Hij heeft dus geen menschelijkheid.
ANTONIUS
- Wat? Mijn gebeden, mijn snikken, de kastijdingen van mijn
vleesch, de verheffingen van godsvrucht, dat alles zoû gegaan zijn
naar een leugen toe... in de ruimte... zonder nut, - als de kreet
van een vogel, als een warrelwind van doode blâren!
Hij weent...
- O! Neen! Boven alles is er Een, een groote Ziel, een Heer, een
vader, dien mijn hart aanbidt en die mij liefheeft!
DE DUIVEL
- Je wenscht, dat God niet God is, want als hij liefhad, boos was,
zich erbarmde, zoû hij van zijne volmaking overgaan tot een
grootere volmaking of tot een kleinere. Hij kan niet af dalen tot
eene gevoeligheid, noch zich inkrimpen tot een gestalte.
ANTONIUS
- Eéns toch, zal ik Hem zien!
DE DUIVEL
- Met de gelukzaligen, nietwaar? - als de eindigheid genieten zal
oneindigheid, in een oord, waarvan de grenzen onbegrensdheid
omvatten?!
ANTONIUS
- Dat doet niet: er moet een paradijs zijn voor het goede, en een
hel voor het slechte.
DE DUIVEL
- Zou, wat jouw redelijkheid eischt, zijn de wet der dingen? Zonder
twijfel is het kwaad onverschillig aan God, want de aarde is er
immers vol van.
Verdraagt hij het uit onmacht, of behoudt hij het uit
wreedheid?
Denk je, dat hij altijd bezig is de wereld te verbeteren, als een
onvolmaakt werk, en dat hij nagaat alle beweging van alle schepsel:
het fladderen van een kapel, en het denken van een mensch? Heeft
hij het heelal geschapen, dan is zijn Voorzienigheid onnoodig. Als
de Voorzienigheid bestaat, wordt de schepping gebrekkig.

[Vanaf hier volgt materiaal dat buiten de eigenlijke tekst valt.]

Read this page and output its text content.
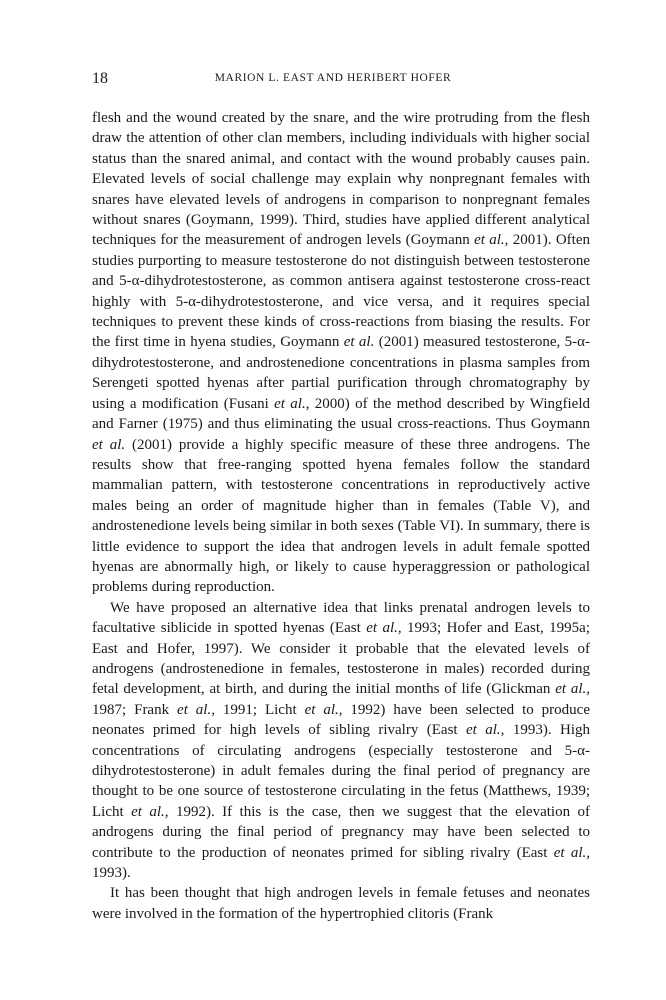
18	MARION L. EAST AND HERIBERT HOFER

flesh and the wound created by the snare, and the wire protruding from the flesh draw the attention of other clan members, including individuals with higher social status than the snared animal, and contact with the wound probably causes pain. Elevated levels of social challenge may explain why nonpregnant females with snares have elevated levels of androgens in comparison to nonpregnant females without snares (Goymann, 1999). Third, studies have applied different analytical techniques for the measurement of androgen levels (Goymann et al., 2001). Often studies purporting to measure testosterone do not distinguish between testosterone and 5-α-dihydrotestosterone, as common antisera against testosterone cross-react highly with 5-α-dihydrotestosterone, and vice versa, and it requires special techniques to prevent these kinds of cross-reactions from biasing the results. For the first time in hyena studies, Goymann et al. (2001) measured testosterone, 5-α-dihydrotestosterone, and androstenedione concentrations in plasma samples from Serengeti spotted hyenas after partial purification through chromatography by using a modification (Fusani et al., 2000) of the method described by Wingfield and Farner (1975) and thus eliminating the usual cross-reactions. Thus Goymann et al. (2001) provide a highly specific measure of these three androgens. The results show that free-ranging spotted hyena females follow the standard mammalian pattern, with testosterone concentrations in reproductively active males being an order of magnitude higher than in females (Table V), and androstenedione levels being similar in both sexes (Table VI). In summary, there is little evidence to support the idea that androgen levels in adult female spotted hyenas are abnormally high, or likely to cause hyperaggression or pathological problems during reproduction.

We have proposed an alternative idea that links prenatal androgen levels to facultative siblicide in spotted hyenas (East et al., 1993; Hofer and East, 1995a; East and Hofer, 1997). We consider it probable that the elevated levels of androgens (androstenedione in females, testosterone in males) recorded during fetal development, at birth, and during the initial months of life (Glickman et al., 1987; Frank et al., 1991; Licht et al., 1992) have been selected to produce neonates primed for high levels of sibling rivalry (East et al., 1993). High concentrations of circulating androgens (especially testosterone and 5-α-dihydrotestosterone) in adult females during the final period of pregnancy are thought to be one source of testosterone circulating in the fetus (Matthews, 1939; Licht et al., 1992). If this is the case, then we suggest that the elevation of androgens during the final period of pregnancy may have been selected to contribute to the production of neonates primed for sibling rivalry (East et al., 1993).

It has been thought that high androgen levels in female fetuses and neonates were involved in the formation of the hypertrophied clitoris (Frank
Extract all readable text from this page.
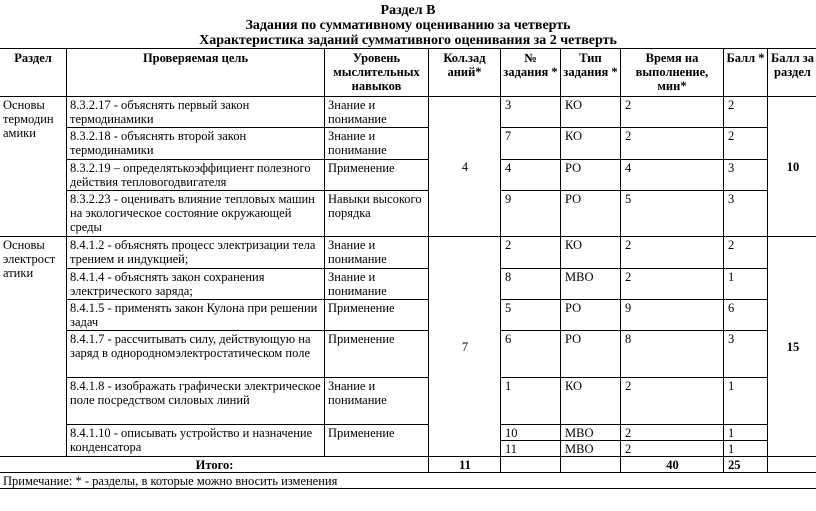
Раздел В
Задания по суммативному оцениванию за четверть
Характеристика заданий суммативного оценивания за 2 четверть
Раздел	Проверяемая цель	Уровень мыслительных навыков	Кол.зад аний*	№ задания *	Тип задания *	Время на выполнение, мин*	Балл *	Балл за раздел
Основы термодин амики	8.3.2.17 - объяснять первый закон термодинамики	Знание и понимание	4	3	КО	2	2	10
	8.3.2.18 - объяснять второй закон термодинамики	Знание и понимание		7	КО	2	2	
	8.3.2.19 – определятькоэффициент полезного действия тепловогодвигателя	Применение		4	РО	4	3	
	8.3.2.23 - оценивать влияние тепловых машин на экологическое состояние окружающей среды	Навыки высокого порядка		9	РО	5	3	
Основы электрост атики	8.4.1.2 - объяснять процесс электризации тела трением и индукцией;	Знание и понимание	7	2	КО	2	2	15
	8.4.1.4 - объяснять закон сохранения электрического заряда;	Знание и понимание		8	МВО	2	1	
	8.4.1.5 - применять закон Кулона при решении задач	Применение		5	РО	9	6	
	8.4.1.7 - рассчитывать силу, действующую на заряд в однородномэлектростатическом поле	Применение		6	РО	8	3	
	8.4.1.8 - изображать графически электрическое поле посредством силовых линий	Знание и понимание		1	КО	2	1	
	8.4.1.10 - описывать устройство и назначение конденсатора	Применение		10	МВО	2	1	
				11	МВО	2	1	
Итого:			11			40	25	
Примечание: * - разделы, в которые можно вносить изменения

Maar het goed en het kwaad bestaan alleen voor jou, zooals de dag
en de nacht, pleizier en verdriet, en dood en geboorte: dat hangt
af van een stukje van de ruimte, van een bizondere omgeving, een
bizonder belang.
Omdat de eindeloosheid alléén eeuwig is, is er de
Eindeloosheid, en niets meer!
De Duivel heeft langzaam aan zijn lange vlerken uitgerekt. Zij
bedekken nu den hemel.
ANTONIUS ziet niet meer. Hij siddert:
- Een afschuwelijke koude ijst mij tot in mijn ziel. Dat overtreft
de smart, het is als een diepere dood dan de dood; ik rol door de
onmetelijkheid der duisternissen; zij dringen tot in mij door. Mijn
bewustzijn spat uit in die uittrilling van het Niet.
DE DUIVEL
- Maar je hebt geen gedachte dan door middel van je geest. Als een
bolle spiegel kaatst hij wanstaltig terug; en je mistelk middel om na te gaan.
Nooit zal jij kennen het Heelal in zijn volle grenzeloosheid;
daarom ook zal je nooit zijn oorzaak kunnen begrijpen, kunnen
hebben eenjuist begrip van God, en zelfs zalje niet kunnen zeggen,
dat het Heelal oneindig is, want dan moet je toch eerst weten wat
oneindig is.
De Gestalte is misschien een dwaling van je zinnen, de Materie een
verbeelding van je brein.
Tenzij, dat de wereld zoû zijn eeuwig eb en vloed van dingen, is de
schijngestalte de grootste waarheid, de illuzie werkelijkheid. Maar
ben jij zeker te zien? Ben jij zelfs wel zeker te leven? Misschien
is er wel niets!
De Duivel houdt Antonius vast met uitgestrekte armen; hij ziet hem
aan met open muil, gereed hem te verslinden.
- Aanbid mij dus! En vervloek de schim, die je God noemt!
Antonius heft de oogen op, in een laatsten blik van hoop.
De Duivel laat hem los.
-----------------------------
-----------------------------
De dag verschijnt ten laatste, en als de voorhang van een
tabernakel, dien men haalt omhoog, rollen met zware golvingen
goudene wolken op, en laten den hemel bloot.
In het middelpunt, in het midden van de schijf van de zon, straalt
uit het gelaat van Jezus Christus.
Antonius maakt het teeken des kruises, en hervat zijn gebed.